A distinctive range of communications, that each has their own voice while also supporting the core King’s brand.

What we did

  • Staff Survey branding
  • Insights report for The Policy Institute
  • BPMAG report
  • Quarterly newsletter
  • #BetterKings campaign identity
  • Money Mentors campaign identity
  • Policy Idol campaign identity

We work with a number of departments at King’s College London, creating a varied suite of communications that incorporate campaigns, identity, print and digital.

Our aim is always to create a distinctive personality for each project, while also reflecting and reinforcing the primary King’s brand, with regard to typography, colour and tone of voice.

Policy Institute impact report

This was the first impact report of the Policy Institute; a review detailing the key areas of the Institute’s work and achievements over the year. It was launched at an Annual Reception in September 2015 at the Institute.

The report had to speak to a wide readership; internal King’s colleagues who would like to know more about the Institute’s work and impact, and key external stakeholders from policy, government, business and academic communities.
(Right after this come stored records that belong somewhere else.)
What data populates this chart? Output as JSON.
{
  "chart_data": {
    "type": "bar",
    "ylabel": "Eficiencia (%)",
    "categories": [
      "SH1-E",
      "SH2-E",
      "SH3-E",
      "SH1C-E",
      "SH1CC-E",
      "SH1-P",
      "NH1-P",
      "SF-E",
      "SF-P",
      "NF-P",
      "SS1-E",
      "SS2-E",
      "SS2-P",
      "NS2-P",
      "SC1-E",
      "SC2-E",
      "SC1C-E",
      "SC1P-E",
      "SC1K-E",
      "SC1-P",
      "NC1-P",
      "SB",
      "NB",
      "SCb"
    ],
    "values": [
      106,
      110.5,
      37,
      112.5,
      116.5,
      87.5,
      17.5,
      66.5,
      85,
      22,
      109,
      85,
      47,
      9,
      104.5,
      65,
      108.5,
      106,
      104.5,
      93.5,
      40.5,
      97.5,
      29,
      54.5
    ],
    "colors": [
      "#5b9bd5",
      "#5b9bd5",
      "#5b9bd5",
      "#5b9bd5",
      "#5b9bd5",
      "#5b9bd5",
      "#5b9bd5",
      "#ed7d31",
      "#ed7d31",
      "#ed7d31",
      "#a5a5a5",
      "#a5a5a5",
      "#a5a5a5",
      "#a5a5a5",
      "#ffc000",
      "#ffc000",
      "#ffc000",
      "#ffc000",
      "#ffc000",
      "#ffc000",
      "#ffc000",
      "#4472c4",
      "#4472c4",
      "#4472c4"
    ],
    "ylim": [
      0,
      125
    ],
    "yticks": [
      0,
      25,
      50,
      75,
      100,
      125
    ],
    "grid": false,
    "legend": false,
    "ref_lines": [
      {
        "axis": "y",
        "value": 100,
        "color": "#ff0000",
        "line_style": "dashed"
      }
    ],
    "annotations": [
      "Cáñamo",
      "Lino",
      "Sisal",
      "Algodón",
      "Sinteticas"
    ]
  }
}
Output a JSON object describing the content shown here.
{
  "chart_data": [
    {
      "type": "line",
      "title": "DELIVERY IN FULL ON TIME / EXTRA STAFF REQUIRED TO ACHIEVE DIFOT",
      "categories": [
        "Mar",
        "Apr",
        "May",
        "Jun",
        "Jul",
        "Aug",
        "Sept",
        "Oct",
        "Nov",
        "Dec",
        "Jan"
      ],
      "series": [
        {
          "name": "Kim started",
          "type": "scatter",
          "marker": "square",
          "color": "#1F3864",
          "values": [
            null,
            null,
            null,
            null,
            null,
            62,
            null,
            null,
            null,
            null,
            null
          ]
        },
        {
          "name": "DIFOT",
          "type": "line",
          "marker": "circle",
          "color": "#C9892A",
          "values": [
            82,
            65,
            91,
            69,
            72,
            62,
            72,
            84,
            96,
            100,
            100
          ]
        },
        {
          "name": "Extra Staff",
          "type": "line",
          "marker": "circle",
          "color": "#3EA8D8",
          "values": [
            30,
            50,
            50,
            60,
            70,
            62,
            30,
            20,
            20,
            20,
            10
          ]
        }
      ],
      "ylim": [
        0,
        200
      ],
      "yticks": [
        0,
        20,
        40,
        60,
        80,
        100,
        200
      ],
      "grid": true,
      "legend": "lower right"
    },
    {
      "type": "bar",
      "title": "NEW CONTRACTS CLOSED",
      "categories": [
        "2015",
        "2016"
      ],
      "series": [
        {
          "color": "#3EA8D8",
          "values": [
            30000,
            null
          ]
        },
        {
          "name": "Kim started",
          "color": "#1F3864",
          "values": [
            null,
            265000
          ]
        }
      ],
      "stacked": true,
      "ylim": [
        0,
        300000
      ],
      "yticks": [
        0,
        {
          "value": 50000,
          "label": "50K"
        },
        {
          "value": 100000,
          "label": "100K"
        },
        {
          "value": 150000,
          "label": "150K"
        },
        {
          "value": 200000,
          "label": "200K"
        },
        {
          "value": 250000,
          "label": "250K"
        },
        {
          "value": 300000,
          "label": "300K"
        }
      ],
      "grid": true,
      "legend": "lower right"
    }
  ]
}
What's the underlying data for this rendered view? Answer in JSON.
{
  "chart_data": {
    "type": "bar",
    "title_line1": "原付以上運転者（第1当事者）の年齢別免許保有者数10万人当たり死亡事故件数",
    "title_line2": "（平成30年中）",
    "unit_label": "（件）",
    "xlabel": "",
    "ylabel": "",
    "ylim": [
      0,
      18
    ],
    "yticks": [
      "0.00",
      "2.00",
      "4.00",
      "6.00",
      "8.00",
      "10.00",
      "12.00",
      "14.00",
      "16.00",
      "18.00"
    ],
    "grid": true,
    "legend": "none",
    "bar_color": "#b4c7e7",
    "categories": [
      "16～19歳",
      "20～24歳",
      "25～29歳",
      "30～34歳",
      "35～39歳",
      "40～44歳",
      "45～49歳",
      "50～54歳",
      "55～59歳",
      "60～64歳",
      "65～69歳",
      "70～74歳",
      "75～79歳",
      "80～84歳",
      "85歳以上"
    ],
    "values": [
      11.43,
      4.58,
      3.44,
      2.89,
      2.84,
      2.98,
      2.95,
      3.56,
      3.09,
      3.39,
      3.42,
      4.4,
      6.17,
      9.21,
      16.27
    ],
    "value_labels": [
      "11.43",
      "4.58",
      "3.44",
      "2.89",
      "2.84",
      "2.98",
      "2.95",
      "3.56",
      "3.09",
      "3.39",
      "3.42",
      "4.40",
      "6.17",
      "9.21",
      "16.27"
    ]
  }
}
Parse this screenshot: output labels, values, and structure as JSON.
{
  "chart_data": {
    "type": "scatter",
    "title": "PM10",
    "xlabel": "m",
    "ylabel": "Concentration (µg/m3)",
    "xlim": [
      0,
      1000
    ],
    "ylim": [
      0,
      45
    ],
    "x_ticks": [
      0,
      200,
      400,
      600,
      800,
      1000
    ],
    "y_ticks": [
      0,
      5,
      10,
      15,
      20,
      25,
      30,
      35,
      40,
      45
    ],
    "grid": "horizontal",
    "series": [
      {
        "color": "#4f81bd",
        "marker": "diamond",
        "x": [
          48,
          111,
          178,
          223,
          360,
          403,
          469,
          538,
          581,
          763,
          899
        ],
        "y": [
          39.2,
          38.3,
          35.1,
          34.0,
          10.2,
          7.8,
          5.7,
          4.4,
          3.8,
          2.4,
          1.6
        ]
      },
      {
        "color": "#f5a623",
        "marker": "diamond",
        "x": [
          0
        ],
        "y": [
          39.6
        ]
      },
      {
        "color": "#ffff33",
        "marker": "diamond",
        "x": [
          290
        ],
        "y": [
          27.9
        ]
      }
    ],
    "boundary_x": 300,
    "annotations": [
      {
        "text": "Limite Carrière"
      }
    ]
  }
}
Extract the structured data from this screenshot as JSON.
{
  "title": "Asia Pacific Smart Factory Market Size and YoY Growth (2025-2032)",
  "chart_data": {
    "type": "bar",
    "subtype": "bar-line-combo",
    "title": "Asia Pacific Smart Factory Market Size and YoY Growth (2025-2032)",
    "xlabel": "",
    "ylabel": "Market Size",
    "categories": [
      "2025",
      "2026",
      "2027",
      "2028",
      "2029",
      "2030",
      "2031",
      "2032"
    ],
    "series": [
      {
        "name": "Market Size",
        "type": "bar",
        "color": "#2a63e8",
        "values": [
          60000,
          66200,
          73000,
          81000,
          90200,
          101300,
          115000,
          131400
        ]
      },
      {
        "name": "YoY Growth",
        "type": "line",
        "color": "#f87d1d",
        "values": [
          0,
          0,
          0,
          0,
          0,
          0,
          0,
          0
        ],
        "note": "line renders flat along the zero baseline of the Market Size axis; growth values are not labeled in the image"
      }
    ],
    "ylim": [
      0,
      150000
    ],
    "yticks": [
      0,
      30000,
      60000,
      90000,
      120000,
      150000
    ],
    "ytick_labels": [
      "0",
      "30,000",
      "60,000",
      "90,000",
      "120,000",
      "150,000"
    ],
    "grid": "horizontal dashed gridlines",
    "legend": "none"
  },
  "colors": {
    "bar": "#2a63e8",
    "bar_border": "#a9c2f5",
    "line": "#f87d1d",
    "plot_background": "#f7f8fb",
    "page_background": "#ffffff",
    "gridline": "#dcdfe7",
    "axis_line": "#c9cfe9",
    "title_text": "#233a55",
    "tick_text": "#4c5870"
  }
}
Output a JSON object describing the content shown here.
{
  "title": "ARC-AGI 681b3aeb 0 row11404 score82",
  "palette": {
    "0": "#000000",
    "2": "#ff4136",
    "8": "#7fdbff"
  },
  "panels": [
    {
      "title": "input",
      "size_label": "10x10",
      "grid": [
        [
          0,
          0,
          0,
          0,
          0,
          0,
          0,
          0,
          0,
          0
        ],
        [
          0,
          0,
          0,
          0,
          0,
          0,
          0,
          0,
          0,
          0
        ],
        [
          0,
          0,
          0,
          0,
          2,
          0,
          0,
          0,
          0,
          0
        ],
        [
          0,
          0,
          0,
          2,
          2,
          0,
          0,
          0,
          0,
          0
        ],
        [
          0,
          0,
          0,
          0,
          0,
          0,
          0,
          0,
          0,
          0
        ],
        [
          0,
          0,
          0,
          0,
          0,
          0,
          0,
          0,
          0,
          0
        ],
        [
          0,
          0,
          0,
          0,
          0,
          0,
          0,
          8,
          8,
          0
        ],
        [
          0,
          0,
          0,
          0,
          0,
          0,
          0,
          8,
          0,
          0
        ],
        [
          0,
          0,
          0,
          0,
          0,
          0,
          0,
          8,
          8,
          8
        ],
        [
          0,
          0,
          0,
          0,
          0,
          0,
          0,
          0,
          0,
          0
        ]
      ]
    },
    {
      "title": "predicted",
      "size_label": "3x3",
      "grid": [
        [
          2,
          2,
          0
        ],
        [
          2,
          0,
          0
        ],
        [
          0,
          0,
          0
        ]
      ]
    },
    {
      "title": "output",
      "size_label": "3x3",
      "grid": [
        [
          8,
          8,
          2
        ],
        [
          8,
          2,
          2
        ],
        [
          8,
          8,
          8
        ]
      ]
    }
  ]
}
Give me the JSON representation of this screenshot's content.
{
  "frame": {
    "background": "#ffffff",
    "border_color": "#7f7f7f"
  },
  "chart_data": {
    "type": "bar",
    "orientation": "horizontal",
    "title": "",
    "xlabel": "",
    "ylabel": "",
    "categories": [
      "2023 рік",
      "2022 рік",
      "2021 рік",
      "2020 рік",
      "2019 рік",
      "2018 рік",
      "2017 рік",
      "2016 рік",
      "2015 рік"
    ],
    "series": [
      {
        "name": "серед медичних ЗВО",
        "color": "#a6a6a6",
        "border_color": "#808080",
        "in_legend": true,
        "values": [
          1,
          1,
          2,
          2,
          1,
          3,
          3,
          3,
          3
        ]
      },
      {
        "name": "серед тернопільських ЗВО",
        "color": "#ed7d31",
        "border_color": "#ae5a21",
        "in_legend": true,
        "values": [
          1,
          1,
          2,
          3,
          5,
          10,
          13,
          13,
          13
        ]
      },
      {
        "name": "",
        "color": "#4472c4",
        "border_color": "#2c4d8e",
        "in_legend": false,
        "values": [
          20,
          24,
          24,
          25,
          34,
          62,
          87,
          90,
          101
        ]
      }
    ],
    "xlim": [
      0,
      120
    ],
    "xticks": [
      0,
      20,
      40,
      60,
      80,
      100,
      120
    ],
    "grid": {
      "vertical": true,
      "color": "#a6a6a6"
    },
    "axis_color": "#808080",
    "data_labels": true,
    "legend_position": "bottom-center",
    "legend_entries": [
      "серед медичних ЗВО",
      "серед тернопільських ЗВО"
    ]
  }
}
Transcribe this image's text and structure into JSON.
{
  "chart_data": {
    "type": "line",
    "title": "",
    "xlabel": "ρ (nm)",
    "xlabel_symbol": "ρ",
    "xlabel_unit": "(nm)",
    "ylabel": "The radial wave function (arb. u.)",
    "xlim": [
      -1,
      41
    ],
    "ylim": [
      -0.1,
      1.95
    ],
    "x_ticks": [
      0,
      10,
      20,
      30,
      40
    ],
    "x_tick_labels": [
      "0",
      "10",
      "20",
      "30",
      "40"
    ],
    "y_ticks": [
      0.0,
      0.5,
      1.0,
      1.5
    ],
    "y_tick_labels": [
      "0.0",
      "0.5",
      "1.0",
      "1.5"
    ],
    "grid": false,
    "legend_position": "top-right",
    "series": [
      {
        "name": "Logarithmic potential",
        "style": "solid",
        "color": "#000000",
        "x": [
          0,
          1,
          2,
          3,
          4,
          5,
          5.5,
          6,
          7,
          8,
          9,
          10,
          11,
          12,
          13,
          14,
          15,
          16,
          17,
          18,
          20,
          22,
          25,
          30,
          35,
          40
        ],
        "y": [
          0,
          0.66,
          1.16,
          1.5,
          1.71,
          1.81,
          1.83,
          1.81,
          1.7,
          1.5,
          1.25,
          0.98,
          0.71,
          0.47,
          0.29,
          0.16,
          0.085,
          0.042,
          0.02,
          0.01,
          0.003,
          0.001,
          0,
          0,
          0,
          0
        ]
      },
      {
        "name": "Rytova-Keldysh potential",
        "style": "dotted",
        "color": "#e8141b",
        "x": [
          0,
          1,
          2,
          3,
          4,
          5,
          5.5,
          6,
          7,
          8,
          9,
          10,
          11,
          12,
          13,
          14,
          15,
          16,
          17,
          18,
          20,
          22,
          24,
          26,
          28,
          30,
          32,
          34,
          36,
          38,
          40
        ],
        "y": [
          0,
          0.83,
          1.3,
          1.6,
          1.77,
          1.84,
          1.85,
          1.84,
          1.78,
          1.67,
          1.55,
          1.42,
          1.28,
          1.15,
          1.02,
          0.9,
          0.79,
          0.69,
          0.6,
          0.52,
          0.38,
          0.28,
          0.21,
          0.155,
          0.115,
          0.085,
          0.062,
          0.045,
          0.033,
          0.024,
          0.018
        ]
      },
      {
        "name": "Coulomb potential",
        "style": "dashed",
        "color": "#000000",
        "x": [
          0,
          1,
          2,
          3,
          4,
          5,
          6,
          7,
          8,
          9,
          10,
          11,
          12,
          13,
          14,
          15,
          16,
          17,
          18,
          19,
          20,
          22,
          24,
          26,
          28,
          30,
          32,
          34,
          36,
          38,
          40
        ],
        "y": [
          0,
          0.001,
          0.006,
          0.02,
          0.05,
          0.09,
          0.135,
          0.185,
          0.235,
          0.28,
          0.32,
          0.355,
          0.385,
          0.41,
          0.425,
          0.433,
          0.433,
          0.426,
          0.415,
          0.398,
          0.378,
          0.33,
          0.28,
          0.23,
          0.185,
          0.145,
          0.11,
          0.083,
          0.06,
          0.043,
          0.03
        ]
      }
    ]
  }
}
The Staff Survey campaign ran as posters and screens around the King’s campuses. To make the posters recognisable as a series we used a standard layout incorporating bright, bold colours from the core palette and humorous headlines appropriating the style of a questionnaire.
Policy Idol is an annual competition open to all current students and staff at King’s, in which participants pitch their policy ideas to an elite panel of leading figures from the worlds of politics, academia and industry. Double-take illustration and dynamic typography form the basis of the identity.
Design refresh of King’s quarterly newsletter, Comment
Report for the School of Education, Communication & Society; Best Practice in Mixed Attainment Grouping

Best Practice in Mixed Attainment Grouping report

Research evidence suggests that students with lower prior attainment (often students from disadvantaged backgrounds) do better if taught in mixed attainment (mixed ability) settings. However, less is known about why this is, or what characterises successful practice in mixed attainment classes. The Best Practice in Mixed Attainment Grouping intervention seeks to address these questions by applying and testing principles of good practice.

The target audience of the report was secondary school English and maths teachers, teaching Years 7 and 8. The aim was to educate teachers on how to change their teaching practices and have a clear understanding of how and why they should do this, in order to facilitate the raising of attainment by children from disadvantaged backgrounds.

To this end, it was important to make the report as clear and easy to follow as possible. Information was broken down into colour-coded sections and tabbed edges were used throughout to allow teachers to easily navigate the document. Articles were summarised in icon form to distil the key points.

Spiral binding and bold, contrasting colours were deliberately chosen to allow for easy photocopy reproduction by teachers. Finally, hand-drawn illustrations added a touch of humour and lightened the feel of what was otherwise a text-heavy document.

Money Mentors give fellow students guidance regarding financial matters. We gave the scheme a simple identity using a smart icon referencing ‘financial health’, copy that played on currency-based idioms, and a selection of appropriate colours from the King’s palette.
The #BetterKings campaign was created to promote some of the things King’s have been doing to improve the student experience. Our campaign identity was a simple typographic intervention, which could be easily adapted to a variety of applications.